Palestine occupée

Les Israéliens préparent le public à un conflit


Hommes politiques et analystes israéliens de premier plan semblent préparer le public à un conflit militaire avec l'Iran, alors que le président iranien a refusé une nouvelle fois de céder aux exigences internationales de réduire ses ambitions nucléaires et que Téhéran a annoncé de nouvelles manœuvres militaires.

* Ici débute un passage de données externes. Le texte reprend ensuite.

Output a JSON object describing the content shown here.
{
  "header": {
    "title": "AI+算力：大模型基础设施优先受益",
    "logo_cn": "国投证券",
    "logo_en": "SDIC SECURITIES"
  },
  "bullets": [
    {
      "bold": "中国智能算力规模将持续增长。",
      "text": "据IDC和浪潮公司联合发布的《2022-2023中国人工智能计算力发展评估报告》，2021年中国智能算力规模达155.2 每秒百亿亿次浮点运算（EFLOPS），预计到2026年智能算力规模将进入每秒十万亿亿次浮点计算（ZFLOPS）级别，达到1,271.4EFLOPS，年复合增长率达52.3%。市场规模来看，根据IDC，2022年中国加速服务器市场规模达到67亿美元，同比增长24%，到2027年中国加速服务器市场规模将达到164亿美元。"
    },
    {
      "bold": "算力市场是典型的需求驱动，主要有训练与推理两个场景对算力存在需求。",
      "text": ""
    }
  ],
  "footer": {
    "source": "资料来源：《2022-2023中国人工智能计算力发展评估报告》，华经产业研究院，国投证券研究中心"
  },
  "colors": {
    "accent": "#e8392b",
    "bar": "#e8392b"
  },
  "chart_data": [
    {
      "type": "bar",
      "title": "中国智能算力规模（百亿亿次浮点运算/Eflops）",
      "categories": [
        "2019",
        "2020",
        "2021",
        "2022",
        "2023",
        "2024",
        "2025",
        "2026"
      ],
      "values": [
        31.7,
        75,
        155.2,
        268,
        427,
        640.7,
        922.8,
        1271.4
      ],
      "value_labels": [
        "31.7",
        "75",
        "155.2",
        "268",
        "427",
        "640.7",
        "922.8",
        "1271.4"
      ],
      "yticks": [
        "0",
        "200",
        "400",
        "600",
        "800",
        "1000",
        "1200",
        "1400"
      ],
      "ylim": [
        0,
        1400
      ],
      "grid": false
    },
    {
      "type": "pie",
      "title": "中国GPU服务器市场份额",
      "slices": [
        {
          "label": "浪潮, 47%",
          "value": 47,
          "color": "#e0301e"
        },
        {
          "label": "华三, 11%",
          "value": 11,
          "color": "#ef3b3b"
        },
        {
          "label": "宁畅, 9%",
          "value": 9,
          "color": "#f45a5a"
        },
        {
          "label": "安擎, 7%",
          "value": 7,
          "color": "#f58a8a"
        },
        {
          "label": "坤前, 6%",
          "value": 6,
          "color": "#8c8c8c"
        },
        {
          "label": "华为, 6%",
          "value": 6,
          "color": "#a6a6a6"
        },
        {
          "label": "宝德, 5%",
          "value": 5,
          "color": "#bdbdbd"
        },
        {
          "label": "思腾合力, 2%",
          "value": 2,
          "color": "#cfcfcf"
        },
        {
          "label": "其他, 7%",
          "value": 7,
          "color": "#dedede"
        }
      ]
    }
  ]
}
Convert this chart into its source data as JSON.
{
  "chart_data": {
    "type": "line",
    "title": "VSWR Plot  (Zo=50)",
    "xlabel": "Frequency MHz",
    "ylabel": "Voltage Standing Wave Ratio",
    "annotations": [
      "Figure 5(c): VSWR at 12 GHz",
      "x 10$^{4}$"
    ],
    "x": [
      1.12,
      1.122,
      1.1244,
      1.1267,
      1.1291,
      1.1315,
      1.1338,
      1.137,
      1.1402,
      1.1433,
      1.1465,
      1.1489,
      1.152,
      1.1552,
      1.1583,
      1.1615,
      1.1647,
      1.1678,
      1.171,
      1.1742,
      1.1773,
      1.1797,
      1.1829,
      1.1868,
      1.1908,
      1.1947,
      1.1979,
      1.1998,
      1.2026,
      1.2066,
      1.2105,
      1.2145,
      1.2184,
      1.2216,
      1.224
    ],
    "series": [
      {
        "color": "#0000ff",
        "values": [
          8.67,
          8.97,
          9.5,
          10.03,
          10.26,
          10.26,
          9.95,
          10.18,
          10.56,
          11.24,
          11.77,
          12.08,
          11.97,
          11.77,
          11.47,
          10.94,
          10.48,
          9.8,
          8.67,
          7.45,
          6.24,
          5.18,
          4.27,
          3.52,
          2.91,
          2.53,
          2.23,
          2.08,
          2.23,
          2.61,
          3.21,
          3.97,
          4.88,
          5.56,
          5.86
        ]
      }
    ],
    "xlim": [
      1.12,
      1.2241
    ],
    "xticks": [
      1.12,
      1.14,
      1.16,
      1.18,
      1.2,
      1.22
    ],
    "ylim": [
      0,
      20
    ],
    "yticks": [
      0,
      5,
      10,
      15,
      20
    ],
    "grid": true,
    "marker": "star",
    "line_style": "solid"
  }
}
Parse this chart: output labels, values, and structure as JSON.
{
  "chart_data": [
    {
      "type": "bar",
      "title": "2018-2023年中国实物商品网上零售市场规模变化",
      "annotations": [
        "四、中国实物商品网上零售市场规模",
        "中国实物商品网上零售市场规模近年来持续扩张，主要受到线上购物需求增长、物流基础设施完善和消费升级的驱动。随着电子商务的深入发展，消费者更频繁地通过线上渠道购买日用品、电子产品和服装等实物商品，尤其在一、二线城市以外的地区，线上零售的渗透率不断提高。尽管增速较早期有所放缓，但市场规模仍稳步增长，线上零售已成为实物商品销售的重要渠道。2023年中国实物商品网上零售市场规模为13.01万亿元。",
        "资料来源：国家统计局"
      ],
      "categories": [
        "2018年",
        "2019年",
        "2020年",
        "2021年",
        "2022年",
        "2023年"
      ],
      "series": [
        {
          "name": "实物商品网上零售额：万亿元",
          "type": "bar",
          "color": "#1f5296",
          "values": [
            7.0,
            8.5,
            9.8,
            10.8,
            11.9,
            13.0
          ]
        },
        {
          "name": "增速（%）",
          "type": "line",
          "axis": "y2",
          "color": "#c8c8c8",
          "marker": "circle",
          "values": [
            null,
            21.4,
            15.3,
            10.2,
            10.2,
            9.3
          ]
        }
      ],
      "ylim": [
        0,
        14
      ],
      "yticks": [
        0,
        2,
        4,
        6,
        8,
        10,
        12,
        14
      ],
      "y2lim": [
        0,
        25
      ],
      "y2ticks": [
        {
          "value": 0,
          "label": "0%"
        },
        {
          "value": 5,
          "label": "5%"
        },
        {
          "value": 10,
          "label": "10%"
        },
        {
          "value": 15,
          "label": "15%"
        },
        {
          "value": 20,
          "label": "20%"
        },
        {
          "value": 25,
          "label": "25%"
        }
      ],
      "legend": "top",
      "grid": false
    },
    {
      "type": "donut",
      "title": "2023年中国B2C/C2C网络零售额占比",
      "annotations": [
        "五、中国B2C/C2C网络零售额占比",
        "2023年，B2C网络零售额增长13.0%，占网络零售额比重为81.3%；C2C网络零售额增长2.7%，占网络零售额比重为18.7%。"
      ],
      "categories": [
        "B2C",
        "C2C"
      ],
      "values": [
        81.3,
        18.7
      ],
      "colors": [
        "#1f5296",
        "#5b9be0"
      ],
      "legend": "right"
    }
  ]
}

Anne Penketh à Herzlia, Israël
Lundi 22 Janvier 2007

Par Anne Penketh à Herzlia, Israël
The Independent, le 22 janvier 2007
article original : "Israelis prepare public for conflict with 'genocidal' Iranian regime"



Le dirigeant israélien de l'opposition, Benjamin Netanyahou, a déclaré hier, lors d'un débat sur la sécurité qui s'est tenu à Herzlia, que les Etats et les entreprises devaient aller individuellement au-delà des sanctions économiques de l'ONU. Il prétend que la première étape devrait invoquer des sanctions financières pour "supprimer le risque de génocide" et "délégitimer le régime iranien au moyen de pression économique et politique".

Le dirigeant belliciste du Likoud a ajouté : "Soit cela stoppera le programme nucléaire sans la nécessité d'une opération militaire, soit cela la préparera. Lorsque que nous parlons de rallier l'opinion publique sur le génocide, qui mènera la charge si ce n'est pas nous ? Personne ne viendra défendre les Juifs s'ils ne se défendent pas eux-mêmes. C'est la leçon de l'histoire".

S'adressant aux journalistes, M. Netanyahou a déclaré qu'il doutait que le "régime génocide" du Président Mahmoud Ahmadinejad fût "dissuadable". Ce point de vue a été partagé par Shmuel Bar, un spécialiste de l'Islam au Centre Herzlia, qui a dit que les Etats-Unis et l'Iran étaient engagés dans "l'art très dangereux d'aller jusqu'aux limites du possible". Il a dit que vue de Téhéran, "la théorie de la conspiration affirmait que les Etats-Unis, avec le Royaume-Uni et Israël, agiraient pour renverser le régime islamique et que cela n'avait rien à voir avec la question nucléaire".

Téhéran n'a montré aucun signe de céder aux exigences de l'ONU d'arrêter l'enrichissement d'uranium. "Cette résolution était mort-née et même s'ils en émettent 10 autres cela n'affectera pas l'économie et la politique de l'Iran", a déclaré hier M. Ahmadinejad dans un discours télévisé.